- Croobyar
- Coordinates: 35°19′15″S 150°24′0″E﻿ / ﻿35.32083°S 150.40000°E
- Country: Australia
- State: New South Wales
- Region: South Coast
- LGA: City of Shoalhaven;
- Location: 9 km (5.6 mi) NW of Ulladulla; 63 km (39 mi) S of Nowra; 223 km (139 mi) SSW of Sydney;

Government
- • State electorate: South Coast;
- • Federal division: Gilmore;
- Elevation: 108 m (354 ft)

Population
- • Total: 174 (2021 census)
- Postcode: 2539
- County: St Vincent
- Parish: Croobyar
Localities around Croobyar
| Little Forest | Little Forest | Milton |
|  | Croobyar | Milton |
|  | Woodstock | Milton |

= Croobyar =

Croobyar is a rural suburb of the Milton-Ulladulla district within the City of Shoalhaven on the New South Wales South Coast in Australia.

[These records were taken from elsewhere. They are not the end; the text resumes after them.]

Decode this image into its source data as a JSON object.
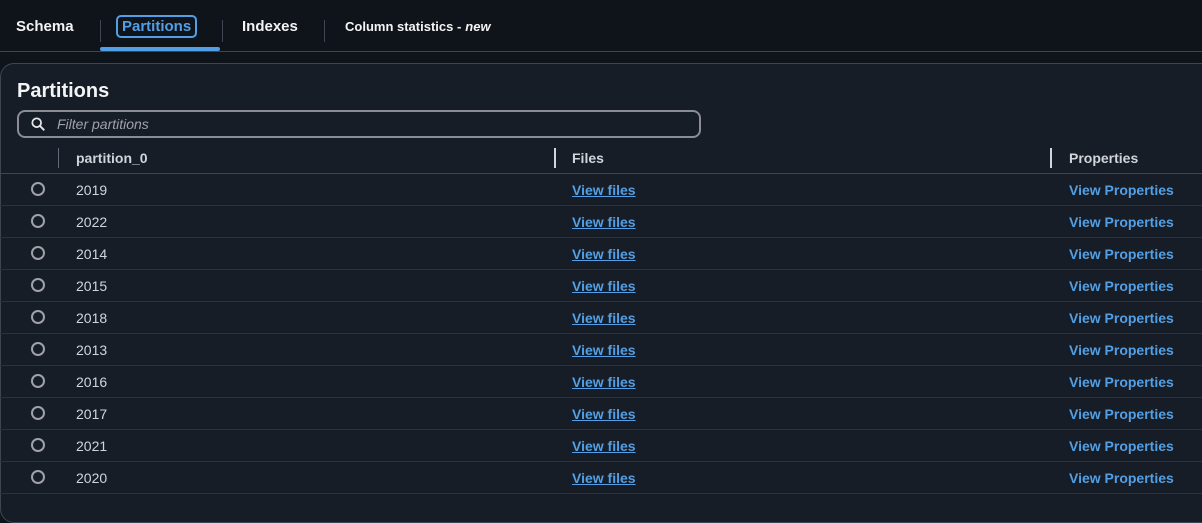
{
  "tabs": [
    {
      "label": "Schema"
    },
    {
      "label": "Partitions"
    },
    {
      "label": "Indexes"
    },
    {
      "label": "Column statistics - ",
      "badge": "new"
    }
  ],
  "section": {
    "title": "Partitions",
    "filter_placeholder": "Filter partitions"
  },
  "table": {
    "columns": [
      "partition_0",
      "Files",
      "Properties"
    ],
    "rows": [
      {
        "value": "2019",
        "files": "View files",
        "properties": "View Properties"
      },
      {
        "value": "2022",
        "files": "View files",
        "properties": "View Properties"
      },
      {
        "value": "2014",
        "files": "View files",
        "properties": "View Properties"
      },
      {
        "value": "2015",
        "files": "View files",
        "properties": "View Properties"
      },
      {
        "value": "2018",
        "files": "View files",
        "properties": "View Properties"
      },
      {
        "value": "2013",
        "files": "View files",
        "properties": "View Properties"
      },
      {
        "value": "2016",
        "files": "View files",
        "properties": "View Properties"
      },
      {
        "value": "2017",
        "files": "View files",
        "properties": "View Properties"
      },
      {
        "value": "2021",
        "files": "View files",
        "properties": "View Properties"
      },
      {
        "value": "2020",
        "files": "View files",
        "properties": "View Properties"
      }
    ]
  },
  "colors": {
    "background": "#0f141a",
    "panel": "#161d26",
    "accent": "#539fe5"
  }
}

It is located immediately west of Milton and in 2021 the population was 174. The main industry in Croobyar is dairy farming.

==History==
The first European settlement in Croobyar occurred in the late 1840s, when prominent local shipbuilder and future mayor of Ulladulla, David Warden purchased 2650 m2 of land and between 3-400 cattle from the estate of Alexander Macleay, the former Colonial Secretary. Warden built a stone cottage and dairy by Croobyar Creek and later, the heritage listed Mount Airlie homestead at nearby Woodstock in 1868. Following Warden's death, the Croobyar estate was subdivided between his four sons. By 1881, the Warden family had built a school to educate children of farm workers, which became a hub for community activities. The school would eventually close during World War II, although the schoolmaster's cottage was preserved and remains today as a boutique guest house.

Croobyar Farm was still operating as a commercial dairy in 2022.